~ Home ~

Description

This course aims to provide students an understanding in the operating principles and hands-on experience with mainstream Big Data Computing systems. Open-source platforms for Big Data processing and analytics would be discussed. Data mining algorithms and machine learning applications are another major stream of this course. In addition, widely-adopted optimization methods and models for big data analytics will also be investigated.

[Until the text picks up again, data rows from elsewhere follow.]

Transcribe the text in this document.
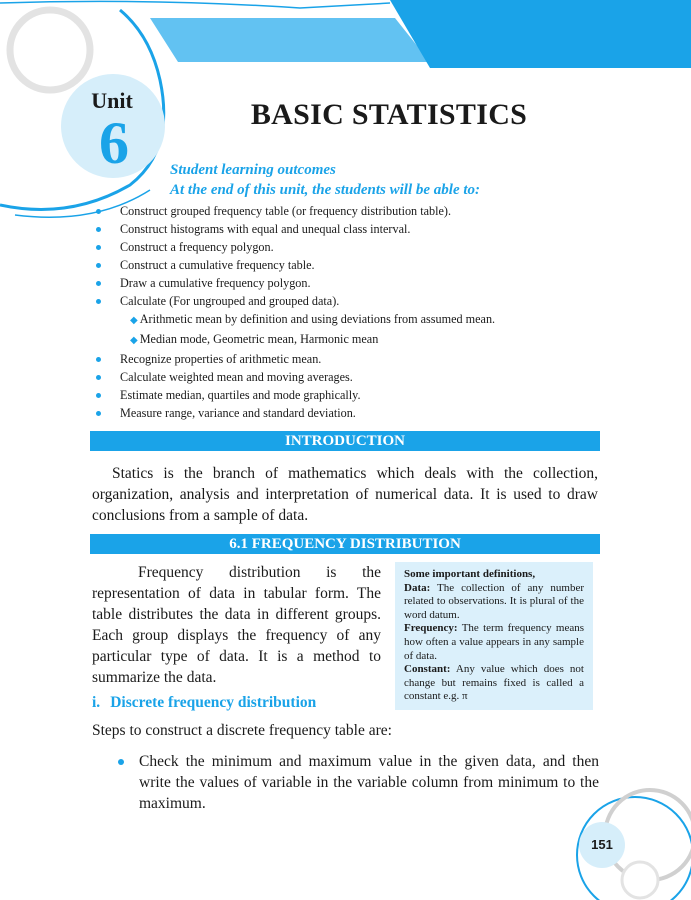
Unit
6	BASIC STATISTICS
Student learning outcomes
At the end of this unit, the students will be able to:
Construct grouped frequency table (or frequency distribution table).
Construct histograms with equal and unequal class interval.
Construct a frequency polygon.
Construct a cumulative frequency table.
Draw a cumulative frequency polygon.
Calculate (For ungrouped and grouped data).
◆ Arithmetic mean by definition and using deviations from assumed mean.
◆ Median mode, Geometric mean, Harmonic mean
Recognize properties of arithmetic mean.
Calculate weighted mean and moving averages.
Estimate median, quartiles and mode graphically.
Measure range, variance and standard deviation.
INTRODUCTION
Statics is the branch of mathematics which deals with the collection, organization, analysis and interpretation of numerical data. It is used to draw conclusions from a sample of data.
6.1 FREQUENCY DISTRIBUTION
Frequency distribution is the representation of data in tabular form. The table distributes the data in different groups. Each group displays the frequency of any particular type of data. It is a method to summarize the data.
Some important definitions,
Data: The collection of any number related to observations. It is plural of the word datum.
Frequency: The term frequency means how often a value appears in any sample of data.
Constant: Any value which does not change but remains fixed is called a constant e.g. π
i. Discrete frequency distribution
Steps to construct a discrete frequency table are:
Check the minimum and maximum value in the given data, and then write the values of variable in the variable column from minimum to the maximum.
151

Topics to be covered include:

Programming models and design patterns for mainstream Big Data computational frameworks ;
System Architecture and Resource Management for Data-center-scale Computing ;
Algorithm Design for Big Data Analytics, e.g., SVM Model, K-means Clustering, Deep Neural Network ;
Optimization Methods, e.g., convex optimization, gradient descent, online optimization ;

Course Pre-requisite:

This course contains substantial hands-on components which require solid background in programming and hands-on operating systems experience. If you have never used a command-line interface to install/configure/manage an operating system, e.g. a linux-based one, you will need to pick-up the skills yourself and IT CAN BE VERY TIME-CONSUMING for you to complete the homeworks. (Students without the aforementioned required background may take several 10's of hours to finish EACH homework assignment).

Course Information

Lecture time and venue:

6F503 (2:30pm - 5:00pm, Tuesday);

Instructor:

Dr. Huanle Xu. xhlcuhk [at] gmail [dot] com
Office hours: Fri 4:30-5:15pm or by Appointment (9A 304)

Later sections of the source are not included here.